Monday, August 15, 2005

Pussy Problem

Or is it a kitty conumdrum? My cat is sooooo fat. How fat is she? She is sooooo fat that she cannot clean her own ass. As you can imagine, there is a crappy, smelly buildup. And just to add an exclamation point to the fact that she has a nasty ass, our little darling has recently started the practice of dragging her large bottom around and leaving track marks on the carpet. It's her own little breadcrumb trail, but with shit. So we tried to handle it like this...

But the size 4 diaper didn't really fit and did not stay on long. As you can tell she is not amused.

So now we have to take her to the vet every six weeks for her booty shave. We also have to wash the area on a regular basis. And Daddy Alan gets the pleasure of being the resident cat ass washer. I am on the side of the tub yelling, "Clean that kitty! Polish that Pussy!" As you can tell he is not amused.


Meow!

Saturday, August 06, 2005

11? Feels like 107

Today Alan and I are celebrating our 11th anniversary. We always joke that it feels like so much longer. And for me it does, but not in a bad way. I feel like my life began when I met him. It is just hard for me to think about the years that I did not know him--well, except for the college years which were kick ass--woooooo!! Anyway, we met in second semester of our 4th year at UVA which was perfect timing. We had both sown our wild oats apart and now were ready to sow some together. Boy, that sounded so 'Corn'y! Ha, I crack myself up. We started dating on March 27th, 1992 and he asked me to marry him on December 23rd, 1993. That was a formality really because from very early on I knew I would marry him. Alan claims that he knew he would marry me after our first meeting. On the one hand that is so cool, but on the other hand it's a little creepy. Is he my soulmate or my stalker?
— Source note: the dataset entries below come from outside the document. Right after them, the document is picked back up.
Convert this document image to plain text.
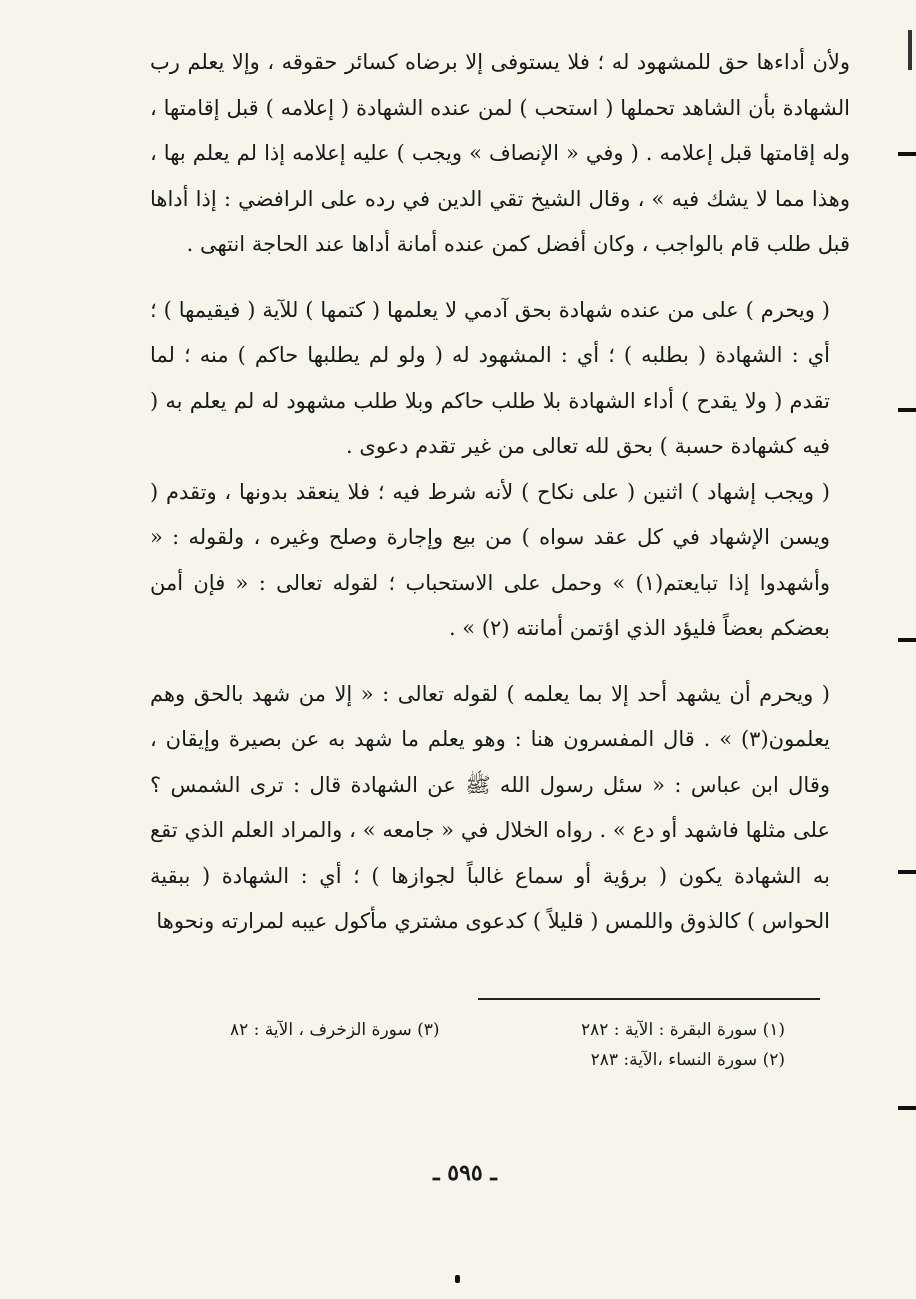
ولأن أداءها حق للمشهود له ؛ فلا يستوفى إلا برضاه كسائر حقوقه ، وإلا يعلم رب الشهادة بأن الشاهد تحملها ( استحب ) لمن عنده الشهادة ( إعلامه ) قبل إقامتها ، وله إقامتها قبل إعلامه . ( وفي « الإنصاف » ويجب ) عليه إعلامه إذا لم يعلم بها ، وهذا مما لا يشك فيه » ، وقال الشيخ تقي الدين في رده على الرافضي : إذا أداها قبل طلب قام بالواجب ، وكان أفضل كمن عنده أمانة أداها عند الحاجة انتهى .

( ويحرم ) على من عنده شهادة بحق آدمي لا يعلمها ( كتمها ) للآية ( فيقيمها ) ؛ أي : الشهادة ( بطلبه ) ؛ أي : المشهود له ( ولو لم يطلبها حاكم ) منه ؛ لما تقدم ( ولا يقدح ) أداء الشهادة بلا طلب حاكم وبلا طلب مشهود له لم يعلم به ( فيه كشهادة حسبة ) بحق لله تعالى من غير تقدم دعوى .

( ويجب إشهاد ) اثنين ( على نكاح ) لأنه شرط فيه ؛ فلا ينعقد بدونها ، وتقدم ( ويسن الإشهاد في كل عقد سواه ) من بيع وإجارة وصلح وغيره ، ولقوله : « وأشهدوا إذا تبايعتم(١) » وحمل على الاستحباب ؛ لقوله تعالى : « فإن أمن بعضكم بعضاً فليؤد الذي اؤتمن أمانته (٢) » .

( ويحرم أن يشهد أحد إلا بما يعلمه ) لقوله تعالى : « إلا من شهد بالحق وهم يعلمون(٣) » . قال المفسرون هنا : وهو يعلم ما شهد به عن بصيرة وإيقان ، وقال ابن عباس : « سئل رسول الله ﷺ عن الشهادة قال : ترى الشمس ؟ على مثلها فاشهد أو دع » . رواه الخلال في « جامعه » ، والمراد العلم الذي تقع به الشهادة يكون ( برؤية أو سماع غالباً لجوازها ) ؛ أي : الشهادة ( ببقية الحواس ) كالذوق واللمس ( قليلاً ) كدعوى مشتري مأكول عيبه لمرارته ونحوها

(١) سورة البقرة : الآية : ٢٨٢
(٣) سورة الزخرف ، الآية : ٨٢
(٢) سورة النساء ،الآية: ٢٨٣
ـ ٥٩٥ ـ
So you may ask, after 11 years are you still in love with him? Yes, yes and again yes. Of course it is a very different love than it was 11 years ago--then it was all "this is so romantic being able to finally live with you and have sex and be all cutesy." Now I would describe it as a "you are my partner in all things and the father of my children and if you ever left me alone with them I would take a Henkel and cut out your still beating heart" kind of love. Yes, love means
never having to tell your mate that you don't want any more children because he feels the same way.

On that note, for his anniversary present, Alan will receive a pack of Trojans and a gift certificate for a few sessions of couple's therapy. Alright, I am just kidding about the therepy, but the Trojans, mabye not so much. My kids are the best gift Alan has ever given me, but if I want to stay married another 11 years or more, we have to stop at 2. And ever since Shepard has grown out of the infant stage we have been able to get out on our own a little more and recapture some of the passionate 1994 love. Yes, I have a thong and I am prepared to use it!! Now I am exciting myself. Gotta go and shave the pits for my romantic night. Holla!